Failure to Provide Appropriate Foot Care and Toenail Trimming
Penalty
Summary
A deficiency occurred when a resident with multiple medical conditions, including hemiplegia, chronic kidney disease, seizure disorder, and moderate cognitive impairment, did not receive appropriate foot care, specifically toenail trimming, after readmission to the facility. The resident required partial to moderate assistance with activities of daily living and expressed that no one had offered to trim her toenails since her readmission. Observations confirmed that her toenails were approximately 1/4 inch long, clean, thin, and in need of trimming, but she did not report pain. The resident's care plan addressed assistance with personal hygiene and oral care but did not specifically mention toenail trimming.

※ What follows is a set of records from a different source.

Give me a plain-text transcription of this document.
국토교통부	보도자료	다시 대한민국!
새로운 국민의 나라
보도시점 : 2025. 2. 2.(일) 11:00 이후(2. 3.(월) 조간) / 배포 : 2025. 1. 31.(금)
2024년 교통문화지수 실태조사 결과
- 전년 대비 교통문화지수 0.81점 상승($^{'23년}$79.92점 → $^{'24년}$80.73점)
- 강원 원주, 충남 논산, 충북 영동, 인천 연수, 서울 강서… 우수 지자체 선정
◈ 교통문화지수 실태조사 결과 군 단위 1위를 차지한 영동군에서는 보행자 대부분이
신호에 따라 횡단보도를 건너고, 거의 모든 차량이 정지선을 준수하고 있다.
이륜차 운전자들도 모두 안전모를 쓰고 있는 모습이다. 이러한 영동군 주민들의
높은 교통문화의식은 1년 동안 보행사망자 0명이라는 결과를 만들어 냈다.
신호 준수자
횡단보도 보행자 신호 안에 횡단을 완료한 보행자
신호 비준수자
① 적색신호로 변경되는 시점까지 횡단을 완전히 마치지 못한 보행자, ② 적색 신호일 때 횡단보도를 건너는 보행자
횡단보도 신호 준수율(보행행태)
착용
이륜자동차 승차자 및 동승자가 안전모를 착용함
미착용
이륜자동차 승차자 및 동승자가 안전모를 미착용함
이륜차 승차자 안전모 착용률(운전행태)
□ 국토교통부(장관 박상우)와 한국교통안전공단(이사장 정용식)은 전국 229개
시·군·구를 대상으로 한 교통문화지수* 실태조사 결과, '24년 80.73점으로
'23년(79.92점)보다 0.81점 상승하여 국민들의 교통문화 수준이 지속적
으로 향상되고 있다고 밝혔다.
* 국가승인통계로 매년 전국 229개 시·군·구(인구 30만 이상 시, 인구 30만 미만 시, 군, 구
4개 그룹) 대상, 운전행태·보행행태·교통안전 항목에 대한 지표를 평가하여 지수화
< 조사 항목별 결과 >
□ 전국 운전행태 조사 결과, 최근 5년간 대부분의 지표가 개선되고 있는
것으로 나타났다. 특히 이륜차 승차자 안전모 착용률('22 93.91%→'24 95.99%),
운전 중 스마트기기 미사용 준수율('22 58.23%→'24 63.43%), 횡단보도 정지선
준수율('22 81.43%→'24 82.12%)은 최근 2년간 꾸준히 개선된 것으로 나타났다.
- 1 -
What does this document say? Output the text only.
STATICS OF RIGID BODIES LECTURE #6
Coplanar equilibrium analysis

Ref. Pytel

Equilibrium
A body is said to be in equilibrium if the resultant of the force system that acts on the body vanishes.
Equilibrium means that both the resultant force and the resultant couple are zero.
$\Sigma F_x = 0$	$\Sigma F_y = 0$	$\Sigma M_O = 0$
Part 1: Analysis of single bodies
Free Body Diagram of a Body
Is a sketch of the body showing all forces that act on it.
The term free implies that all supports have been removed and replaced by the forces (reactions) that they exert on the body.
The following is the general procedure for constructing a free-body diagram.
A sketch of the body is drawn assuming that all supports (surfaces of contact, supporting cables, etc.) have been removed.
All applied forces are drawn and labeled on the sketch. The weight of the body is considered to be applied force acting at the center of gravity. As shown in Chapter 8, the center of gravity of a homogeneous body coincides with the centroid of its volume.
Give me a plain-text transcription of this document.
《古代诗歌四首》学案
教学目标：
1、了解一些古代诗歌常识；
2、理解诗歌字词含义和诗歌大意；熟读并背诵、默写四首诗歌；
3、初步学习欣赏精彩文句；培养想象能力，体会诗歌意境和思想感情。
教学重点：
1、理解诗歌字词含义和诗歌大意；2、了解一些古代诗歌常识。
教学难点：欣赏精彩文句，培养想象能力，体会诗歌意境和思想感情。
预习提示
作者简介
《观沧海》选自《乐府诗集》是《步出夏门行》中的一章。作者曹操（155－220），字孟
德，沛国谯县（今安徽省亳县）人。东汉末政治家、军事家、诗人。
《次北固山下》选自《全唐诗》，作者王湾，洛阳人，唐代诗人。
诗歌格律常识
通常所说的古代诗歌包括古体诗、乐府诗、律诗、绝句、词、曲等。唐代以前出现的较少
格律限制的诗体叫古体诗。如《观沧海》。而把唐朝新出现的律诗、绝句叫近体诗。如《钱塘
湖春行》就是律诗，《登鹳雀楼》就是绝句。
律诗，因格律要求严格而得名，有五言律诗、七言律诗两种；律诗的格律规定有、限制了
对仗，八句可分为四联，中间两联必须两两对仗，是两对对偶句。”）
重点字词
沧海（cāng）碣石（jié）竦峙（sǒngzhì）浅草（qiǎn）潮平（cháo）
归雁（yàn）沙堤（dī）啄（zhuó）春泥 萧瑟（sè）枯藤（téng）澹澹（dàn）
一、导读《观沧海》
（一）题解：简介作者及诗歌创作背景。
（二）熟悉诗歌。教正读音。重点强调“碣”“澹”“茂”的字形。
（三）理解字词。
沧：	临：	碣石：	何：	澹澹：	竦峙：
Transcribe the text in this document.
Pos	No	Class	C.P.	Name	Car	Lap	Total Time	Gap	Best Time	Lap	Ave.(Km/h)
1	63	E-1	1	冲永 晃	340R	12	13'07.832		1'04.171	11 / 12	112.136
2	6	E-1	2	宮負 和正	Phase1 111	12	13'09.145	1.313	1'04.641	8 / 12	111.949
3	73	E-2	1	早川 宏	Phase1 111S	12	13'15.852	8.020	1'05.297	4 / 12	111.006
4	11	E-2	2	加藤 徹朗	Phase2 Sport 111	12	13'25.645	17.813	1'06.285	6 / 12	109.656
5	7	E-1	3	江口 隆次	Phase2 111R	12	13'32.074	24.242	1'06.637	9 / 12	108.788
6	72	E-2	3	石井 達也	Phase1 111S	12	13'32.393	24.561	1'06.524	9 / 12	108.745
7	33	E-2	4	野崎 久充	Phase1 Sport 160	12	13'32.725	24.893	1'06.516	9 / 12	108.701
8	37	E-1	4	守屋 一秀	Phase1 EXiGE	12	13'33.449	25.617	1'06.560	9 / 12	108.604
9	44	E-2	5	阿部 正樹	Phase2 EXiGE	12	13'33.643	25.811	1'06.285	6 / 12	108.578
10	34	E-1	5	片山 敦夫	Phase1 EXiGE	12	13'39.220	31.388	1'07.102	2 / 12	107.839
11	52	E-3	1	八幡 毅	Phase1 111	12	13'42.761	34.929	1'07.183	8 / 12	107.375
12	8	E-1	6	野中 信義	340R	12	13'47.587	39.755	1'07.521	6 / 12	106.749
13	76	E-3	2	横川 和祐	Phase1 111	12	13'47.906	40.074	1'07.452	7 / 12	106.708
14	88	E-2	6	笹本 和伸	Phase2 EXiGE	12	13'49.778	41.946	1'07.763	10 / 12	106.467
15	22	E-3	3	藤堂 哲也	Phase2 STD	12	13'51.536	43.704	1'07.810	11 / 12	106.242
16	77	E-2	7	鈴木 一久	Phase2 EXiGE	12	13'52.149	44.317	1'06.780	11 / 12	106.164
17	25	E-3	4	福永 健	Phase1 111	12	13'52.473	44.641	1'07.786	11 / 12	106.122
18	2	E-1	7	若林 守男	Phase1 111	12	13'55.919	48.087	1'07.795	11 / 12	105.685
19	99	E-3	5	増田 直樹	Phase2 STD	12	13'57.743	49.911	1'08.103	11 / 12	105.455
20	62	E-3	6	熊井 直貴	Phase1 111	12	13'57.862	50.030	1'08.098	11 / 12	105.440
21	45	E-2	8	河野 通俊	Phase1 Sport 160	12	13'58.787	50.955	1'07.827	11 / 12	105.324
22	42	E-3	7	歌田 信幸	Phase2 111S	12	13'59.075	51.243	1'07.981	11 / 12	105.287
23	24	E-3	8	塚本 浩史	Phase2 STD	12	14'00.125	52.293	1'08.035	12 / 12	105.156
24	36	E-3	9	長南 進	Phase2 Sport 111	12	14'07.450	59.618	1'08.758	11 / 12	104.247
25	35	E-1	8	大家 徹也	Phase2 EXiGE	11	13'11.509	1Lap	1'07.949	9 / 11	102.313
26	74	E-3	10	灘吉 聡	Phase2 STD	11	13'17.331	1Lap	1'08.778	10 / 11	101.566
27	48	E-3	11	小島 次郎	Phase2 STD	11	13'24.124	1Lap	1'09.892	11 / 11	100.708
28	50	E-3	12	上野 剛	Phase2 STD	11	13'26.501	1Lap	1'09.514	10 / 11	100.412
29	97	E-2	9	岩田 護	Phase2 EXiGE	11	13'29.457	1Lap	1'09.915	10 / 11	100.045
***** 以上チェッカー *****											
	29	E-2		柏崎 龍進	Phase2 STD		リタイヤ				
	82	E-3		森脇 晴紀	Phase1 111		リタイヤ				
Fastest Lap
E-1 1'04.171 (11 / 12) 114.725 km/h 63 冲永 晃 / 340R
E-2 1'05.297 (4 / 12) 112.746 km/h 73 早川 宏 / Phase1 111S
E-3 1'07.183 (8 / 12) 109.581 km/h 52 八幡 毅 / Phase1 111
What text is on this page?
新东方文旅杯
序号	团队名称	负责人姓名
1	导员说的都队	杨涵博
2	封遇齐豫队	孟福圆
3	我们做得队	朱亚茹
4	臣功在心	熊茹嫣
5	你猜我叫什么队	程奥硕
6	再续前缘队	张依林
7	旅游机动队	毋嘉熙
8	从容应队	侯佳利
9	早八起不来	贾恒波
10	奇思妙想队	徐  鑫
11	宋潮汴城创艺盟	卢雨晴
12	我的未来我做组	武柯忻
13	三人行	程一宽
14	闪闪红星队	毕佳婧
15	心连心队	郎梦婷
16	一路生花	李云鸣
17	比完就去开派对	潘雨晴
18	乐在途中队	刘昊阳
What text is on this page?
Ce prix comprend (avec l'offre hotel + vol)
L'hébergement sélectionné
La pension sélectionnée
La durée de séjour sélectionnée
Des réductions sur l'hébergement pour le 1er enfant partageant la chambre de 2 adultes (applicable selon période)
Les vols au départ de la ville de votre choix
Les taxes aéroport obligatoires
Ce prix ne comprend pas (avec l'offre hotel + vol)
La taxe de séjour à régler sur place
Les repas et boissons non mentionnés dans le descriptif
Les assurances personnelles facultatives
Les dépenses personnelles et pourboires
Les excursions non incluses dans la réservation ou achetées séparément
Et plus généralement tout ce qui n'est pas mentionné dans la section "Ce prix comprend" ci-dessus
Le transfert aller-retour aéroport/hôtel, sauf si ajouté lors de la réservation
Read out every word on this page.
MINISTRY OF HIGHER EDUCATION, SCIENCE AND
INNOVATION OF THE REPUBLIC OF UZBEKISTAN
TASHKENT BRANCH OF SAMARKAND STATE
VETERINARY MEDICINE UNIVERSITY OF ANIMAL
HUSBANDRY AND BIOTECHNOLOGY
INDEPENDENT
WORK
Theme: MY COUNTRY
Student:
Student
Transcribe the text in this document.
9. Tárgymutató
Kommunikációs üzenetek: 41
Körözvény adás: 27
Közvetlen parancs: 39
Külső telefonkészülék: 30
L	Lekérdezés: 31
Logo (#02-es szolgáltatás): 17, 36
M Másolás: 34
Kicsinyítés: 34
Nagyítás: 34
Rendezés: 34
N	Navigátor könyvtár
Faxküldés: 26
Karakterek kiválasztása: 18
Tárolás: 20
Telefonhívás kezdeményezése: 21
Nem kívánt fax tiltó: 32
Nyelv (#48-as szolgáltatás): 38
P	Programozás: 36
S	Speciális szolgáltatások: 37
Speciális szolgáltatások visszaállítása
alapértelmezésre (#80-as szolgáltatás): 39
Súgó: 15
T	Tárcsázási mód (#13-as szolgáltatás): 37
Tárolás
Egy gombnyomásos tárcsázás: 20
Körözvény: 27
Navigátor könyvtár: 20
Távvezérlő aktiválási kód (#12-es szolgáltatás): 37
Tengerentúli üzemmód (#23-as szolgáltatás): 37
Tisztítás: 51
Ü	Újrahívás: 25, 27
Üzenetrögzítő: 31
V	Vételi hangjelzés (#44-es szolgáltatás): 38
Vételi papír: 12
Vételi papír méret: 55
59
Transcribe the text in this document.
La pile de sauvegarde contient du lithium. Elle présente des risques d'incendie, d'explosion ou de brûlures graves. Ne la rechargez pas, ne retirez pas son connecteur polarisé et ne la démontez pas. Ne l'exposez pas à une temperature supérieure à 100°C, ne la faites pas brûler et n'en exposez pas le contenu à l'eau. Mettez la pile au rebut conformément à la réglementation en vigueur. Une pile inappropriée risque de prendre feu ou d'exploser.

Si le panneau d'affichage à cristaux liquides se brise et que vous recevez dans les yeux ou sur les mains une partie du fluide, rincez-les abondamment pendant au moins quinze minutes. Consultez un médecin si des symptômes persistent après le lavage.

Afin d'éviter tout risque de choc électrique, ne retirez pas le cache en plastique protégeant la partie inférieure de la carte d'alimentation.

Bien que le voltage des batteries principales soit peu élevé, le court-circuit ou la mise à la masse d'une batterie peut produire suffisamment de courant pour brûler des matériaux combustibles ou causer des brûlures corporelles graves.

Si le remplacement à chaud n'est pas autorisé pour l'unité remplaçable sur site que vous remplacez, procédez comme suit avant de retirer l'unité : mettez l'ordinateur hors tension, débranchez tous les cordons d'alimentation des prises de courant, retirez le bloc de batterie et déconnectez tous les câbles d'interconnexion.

There was no physician's order or referral to a podiatrist for foot care. Interviews with staff revealed inconsistent understanding of responsibilities regarding toenail care, with some staff indicating it was the responsibility of CNAs for non-diabetic residents and others stating it was the nurse's responsibility. Staff also described procedures for referring residents to podiatry, particularly for those with diabetes or thick toenails, but these procedures were not followed for this resident. The facility's foot care policy emphasized daily assessment and care of feet, with podiatrist involvement if required for toenail trimming. Despite this, the resident was not placed on the podiatry list, and no referral was made. Multiple staff interviews confirmed that the resident's toenails remained untrimmed, and the lack of action was attributed to unclear delegation and failure to follow established protocols for foot care and podiatry referral.